Moving into next phase of cyber EO

OMB’s decision to start with commercial software is both about risk and reward. DeRusha said software must be the enabler of agency mission success. The use of commercial software especially in the cloud continues to grow at double-digit rates over the last decade.

The Alliance for Digital Innovation reported in 2019 that market research firm Deltek estimated that federal spending on commercial software between 2018 and 2023 will account for about 11% of more than $664 billion in total IT expenditures during that five-year period.

Of course, as more agencies moved to the cloud over the last two years, the security of those services have become more important.

The software was the fifth, and final, memo that the cyber EO directed OMB to issue.

DeRusha said now OMB is in implementation mode in the coming months.

“We’re working on getting good data and performance measurement metrics around the policies. You can expect moving forward to start to see public facing metrics, showing how well we’re doing based on everything that we set in place,” he said. “We had to do that first. Then we are definitely going to start ensuring that we’re telling the story with data. That’ll take a little time. But that’s coming.”

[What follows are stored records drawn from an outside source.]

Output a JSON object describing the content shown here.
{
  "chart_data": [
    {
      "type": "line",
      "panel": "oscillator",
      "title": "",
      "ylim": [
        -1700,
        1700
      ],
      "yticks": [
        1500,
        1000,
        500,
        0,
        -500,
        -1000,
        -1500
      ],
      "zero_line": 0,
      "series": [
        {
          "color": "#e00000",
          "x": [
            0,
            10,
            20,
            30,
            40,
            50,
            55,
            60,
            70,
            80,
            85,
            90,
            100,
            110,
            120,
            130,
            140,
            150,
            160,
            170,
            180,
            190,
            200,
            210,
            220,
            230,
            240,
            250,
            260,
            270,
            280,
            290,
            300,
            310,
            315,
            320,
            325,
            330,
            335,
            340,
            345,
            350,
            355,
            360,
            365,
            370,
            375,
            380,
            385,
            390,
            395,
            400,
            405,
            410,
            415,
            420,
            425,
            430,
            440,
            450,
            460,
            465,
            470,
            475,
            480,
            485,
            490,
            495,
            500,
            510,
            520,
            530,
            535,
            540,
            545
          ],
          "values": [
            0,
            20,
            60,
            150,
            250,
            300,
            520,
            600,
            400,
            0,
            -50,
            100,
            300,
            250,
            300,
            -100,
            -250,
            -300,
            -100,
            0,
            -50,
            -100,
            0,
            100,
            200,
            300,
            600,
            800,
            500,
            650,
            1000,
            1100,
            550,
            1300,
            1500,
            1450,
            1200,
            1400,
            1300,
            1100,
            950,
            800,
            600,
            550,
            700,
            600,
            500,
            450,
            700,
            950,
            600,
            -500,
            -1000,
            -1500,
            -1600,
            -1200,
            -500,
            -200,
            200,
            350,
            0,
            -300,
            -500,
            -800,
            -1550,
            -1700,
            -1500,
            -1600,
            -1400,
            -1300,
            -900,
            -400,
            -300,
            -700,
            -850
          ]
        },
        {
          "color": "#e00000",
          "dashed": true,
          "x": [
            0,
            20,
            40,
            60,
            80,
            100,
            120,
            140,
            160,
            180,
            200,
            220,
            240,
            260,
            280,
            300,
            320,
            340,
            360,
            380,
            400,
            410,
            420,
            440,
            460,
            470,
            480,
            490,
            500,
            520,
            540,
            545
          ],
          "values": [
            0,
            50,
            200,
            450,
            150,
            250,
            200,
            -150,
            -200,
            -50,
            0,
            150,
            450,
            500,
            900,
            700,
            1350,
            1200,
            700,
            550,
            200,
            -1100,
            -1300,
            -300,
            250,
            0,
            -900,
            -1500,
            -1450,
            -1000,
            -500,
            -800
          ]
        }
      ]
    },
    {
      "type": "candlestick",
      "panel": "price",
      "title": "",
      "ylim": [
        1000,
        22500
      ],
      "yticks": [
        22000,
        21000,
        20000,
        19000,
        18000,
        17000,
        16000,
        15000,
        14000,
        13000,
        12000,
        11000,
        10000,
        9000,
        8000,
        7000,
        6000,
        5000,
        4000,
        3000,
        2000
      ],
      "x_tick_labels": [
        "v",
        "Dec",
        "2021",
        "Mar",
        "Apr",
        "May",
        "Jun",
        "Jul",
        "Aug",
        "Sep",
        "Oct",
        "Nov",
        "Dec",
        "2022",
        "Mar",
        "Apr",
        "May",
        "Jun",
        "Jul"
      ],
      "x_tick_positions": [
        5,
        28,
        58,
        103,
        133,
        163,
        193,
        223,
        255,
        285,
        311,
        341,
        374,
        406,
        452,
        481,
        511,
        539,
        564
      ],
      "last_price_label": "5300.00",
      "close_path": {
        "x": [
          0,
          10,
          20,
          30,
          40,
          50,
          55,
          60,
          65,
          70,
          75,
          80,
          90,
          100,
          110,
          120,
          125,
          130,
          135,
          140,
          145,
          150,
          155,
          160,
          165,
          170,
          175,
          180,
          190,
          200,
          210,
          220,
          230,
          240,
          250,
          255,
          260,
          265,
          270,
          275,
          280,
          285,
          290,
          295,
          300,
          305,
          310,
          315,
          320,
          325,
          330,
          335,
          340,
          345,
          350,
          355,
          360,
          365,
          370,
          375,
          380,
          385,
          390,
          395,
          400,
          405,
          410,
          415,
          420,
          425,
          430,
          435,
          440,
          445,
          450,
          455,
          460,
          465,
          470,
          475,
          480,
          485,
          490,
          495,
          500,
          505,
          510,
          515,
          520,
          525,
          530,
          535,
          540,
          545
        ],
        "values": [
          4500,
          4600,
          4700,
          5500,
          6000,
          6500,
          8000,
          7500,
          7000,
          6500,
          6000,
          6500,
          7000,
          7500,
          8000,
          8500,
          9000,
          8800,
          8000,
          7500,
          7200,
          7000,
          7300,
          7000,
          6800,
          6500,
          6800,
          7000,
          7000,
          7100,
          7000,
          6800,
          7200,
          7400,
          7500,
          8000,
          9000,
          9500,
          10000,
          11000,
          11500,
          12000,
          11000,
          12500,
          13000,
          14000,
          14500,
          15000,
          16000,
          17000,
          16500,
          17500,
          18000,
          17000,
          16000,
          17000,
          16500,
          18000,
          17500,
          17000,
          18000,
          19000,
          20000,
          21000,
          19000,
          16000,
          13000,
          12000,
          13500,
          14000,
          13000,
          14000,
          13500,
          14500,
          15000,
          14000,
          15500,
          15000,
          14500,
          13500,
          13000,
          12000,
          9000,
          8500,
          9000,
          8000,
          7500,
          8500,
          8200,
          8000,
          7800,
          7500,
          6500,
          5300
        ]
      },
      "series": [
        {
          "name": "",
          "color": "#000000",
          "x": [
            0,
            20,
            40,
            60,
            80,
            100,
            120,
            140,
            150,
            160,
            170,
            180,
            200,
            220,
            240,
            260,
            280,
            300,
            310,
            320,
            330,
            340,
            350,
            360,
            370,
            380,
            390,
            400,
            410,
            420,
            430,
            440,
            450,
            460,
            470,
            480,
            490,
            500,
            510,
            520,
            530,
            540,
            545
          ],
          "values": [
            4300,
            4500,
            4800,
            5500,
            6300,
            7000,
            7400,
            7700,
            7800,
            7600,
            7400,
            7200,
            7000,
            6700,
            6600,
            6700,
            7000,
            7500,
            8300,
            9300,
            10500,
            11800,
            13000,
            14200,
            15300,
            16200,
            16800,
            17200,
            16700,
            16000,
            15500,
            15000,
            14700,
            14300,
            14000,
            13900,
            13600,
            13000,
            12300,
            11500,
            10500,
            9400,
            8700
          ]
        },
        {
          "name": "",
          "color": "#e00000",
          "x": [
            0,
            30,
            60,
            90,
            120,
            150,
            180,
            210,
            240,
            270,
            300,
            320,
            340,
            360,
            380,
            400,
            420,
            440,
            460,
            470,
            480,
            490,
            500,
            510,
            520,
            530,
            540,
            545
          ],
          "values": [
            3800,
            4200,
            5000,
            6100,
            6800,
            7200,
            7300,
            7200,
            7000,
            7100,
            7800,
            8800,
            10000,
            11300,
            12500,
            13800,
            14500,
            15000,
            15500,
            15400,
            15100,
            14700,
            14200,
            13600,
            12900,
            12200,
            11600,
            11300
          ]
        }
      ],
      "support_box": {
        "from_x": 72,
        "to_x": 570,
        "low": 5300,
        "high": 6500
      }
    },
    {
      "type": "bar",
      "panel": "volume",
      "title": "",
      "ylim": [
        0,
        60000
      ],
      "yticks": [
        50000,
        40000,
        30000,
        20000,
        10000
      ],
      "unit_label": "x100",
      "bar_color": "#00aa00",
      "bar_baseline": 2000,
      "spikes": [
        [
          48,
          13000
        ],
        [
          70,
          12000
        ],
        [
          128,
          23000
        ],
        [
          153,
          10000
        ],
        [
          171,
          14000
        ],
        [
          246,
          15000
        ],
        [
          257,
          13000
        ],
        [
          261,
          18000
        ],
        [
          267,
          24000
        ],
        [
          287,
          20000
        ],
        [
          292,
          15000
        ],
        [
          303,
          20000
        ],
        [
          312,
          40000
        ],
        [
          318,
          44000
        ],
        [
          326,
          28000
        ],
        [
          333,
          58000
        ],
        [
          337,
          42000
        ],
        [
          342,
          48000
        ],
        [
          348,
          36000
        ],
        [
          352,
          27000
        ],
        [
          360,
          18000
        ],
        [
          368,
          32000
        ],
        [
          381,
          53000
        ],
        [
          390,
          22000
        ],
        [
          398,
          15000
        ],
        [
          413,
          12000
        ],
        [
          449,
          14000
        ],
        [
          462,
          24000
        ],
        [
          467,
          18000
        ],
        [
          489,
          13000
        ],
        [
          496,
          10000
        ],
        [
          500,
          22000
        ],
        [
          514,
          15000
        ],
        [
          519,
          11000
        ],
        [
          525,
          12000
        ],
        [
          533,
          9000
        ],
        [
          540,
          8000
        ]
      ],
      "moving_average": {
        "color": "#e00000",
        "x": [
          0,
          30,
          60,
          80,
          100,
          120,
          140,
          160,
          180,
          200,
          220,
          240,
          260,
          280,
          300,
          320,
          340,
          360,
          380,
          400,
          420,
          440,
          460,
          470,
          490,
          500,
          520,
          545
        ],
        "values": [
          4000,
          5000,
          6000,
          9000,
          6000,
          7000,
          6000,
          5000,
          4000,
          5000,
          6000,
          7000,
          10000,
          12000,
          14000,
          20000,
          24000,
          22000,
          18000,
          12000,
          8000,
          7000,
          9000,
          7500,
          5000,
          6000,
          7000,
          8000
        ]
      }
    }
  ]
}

DeRusha said OMB also is working on new Federal Acquisition Regulation rules to meet the requirements under section two of the EO around sharing threat intelligence as well as section four, which is related to the software security memo.

“Those are going to be a big deal because that’s really about getting contract clauses right and solid across all federal government agencies. That’s a really big lift, but also a really, really important one that will lift everybody up,” he said. “There’s just a lot of work attached to all this, but we do feel good that we’ve gotten through five really important memos and really instantiating clear guidance and direction about our priorities and where we need to head so we’re excited about implementation phase, and we’re just staying busy and continuing the hard work.”